Je pense avoir eu une belle enfance. Je n’ai manqué de rien, ni d’amour, ni d’amis, ni de copains mais peut-être de la présence d’un père. Notre mère s’est bien occupée de nous, et je lui en suis reconnaissant.
Somme toute, j’ai grandi avec mes forces et mes faiblesses. À l’adolescence, cela a été une autre paire de manches.
Par exemple, sur le plan scolaire, j’ai été un piètre collégien. Toujours au fond de la classe, proche du radiateur. Nul en orthographe et en grammaire, un cancre en mathématiques. En résumé, une catastrophe ambulante.

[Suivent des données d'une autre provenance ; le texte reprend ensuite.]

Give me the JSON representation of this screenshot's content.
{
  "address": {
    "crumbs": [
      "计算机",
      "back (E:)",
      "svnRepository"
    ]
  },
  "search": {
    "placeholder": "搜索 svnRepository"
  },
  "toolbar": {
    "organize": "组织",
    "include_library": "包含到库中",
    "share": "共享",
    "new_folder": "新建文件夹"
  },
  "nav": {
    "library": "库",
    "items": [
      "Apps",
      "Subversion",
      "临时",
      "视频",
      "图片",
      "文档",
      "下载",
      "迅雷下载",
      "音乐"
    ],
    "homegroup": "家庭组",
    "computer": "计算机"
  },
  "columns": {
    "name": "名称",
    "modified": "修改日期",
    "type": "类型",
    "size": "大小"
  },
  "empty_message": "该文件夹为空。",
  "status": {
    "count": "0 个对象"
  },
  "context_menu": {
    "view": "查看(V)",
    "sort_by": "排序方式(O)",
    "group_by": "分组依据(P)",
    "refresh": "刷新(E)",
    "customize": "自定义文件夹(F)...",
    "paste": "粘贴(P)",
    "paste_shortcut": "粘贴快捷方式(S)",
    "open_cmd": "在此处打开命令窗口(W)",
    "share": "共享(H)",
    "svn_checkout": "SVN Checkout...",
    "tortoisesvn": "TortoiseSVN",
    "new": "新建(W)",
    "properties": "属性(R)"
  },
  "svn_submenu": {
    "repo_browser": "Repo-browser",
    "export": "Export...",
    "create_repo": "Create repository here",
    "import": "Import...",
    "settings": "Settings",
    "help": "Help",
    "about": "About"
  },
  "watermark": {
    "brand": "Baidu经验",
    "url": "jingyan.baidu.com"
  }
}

Je suis inscrit en 6e F d’un collège classé en Z.E.P. (Zone d’éducation prioritaire) de Lucé en Eure-et-Loir.
Dans l’établissement, grosso modo, plus la dénomination de la classe chemine dans l’alphabet, plus le niveau des élèves est faible. C’est bien connu, le poisson commence à puer par la tête.
J’accumule les difficultés.
Dans cet ordre d’idées, je me souviens d’une dictée mémorable rédigée en classe de 6e F. En effet, durant l’exercice, j’ai fait un nombre vertigineux de fautes de syntaxe… Sachant que les copies sont notées sur 20 points, que chaque faute correspond à un point en moins ! Je te laisse imaginer la prouesse… Un texte inexprimable même pour un linguiste chevronné. Du grand art !
Pis encore, puisqu’il s’agissait, au dire du professeur de français, de l’une des meilleures (pires) performances de l’année pour la classe.
Un record dont je me serais bien passé. Une situation embarrassante, à plus forte raison, car je suis délégué de classe. Un comble ! Je n’en mène pas large.
Sitôt l’exploit validé, il s’ensuit une volée de bois vert de la part de l’enseignant après quoi une mise au pilori, tant et si bien que je suis condamné toutes affaires cessantes.
Notre professeure de mathématiques, une certaine Madame D., est un vrai tyran. Qui plus est, elle n’est pas avare en sous-entendus égrillards à l’encontre de certains collégiens.
L’abus n’excluant pas l’usage, bizarrement, elle nous a dans le collimateur.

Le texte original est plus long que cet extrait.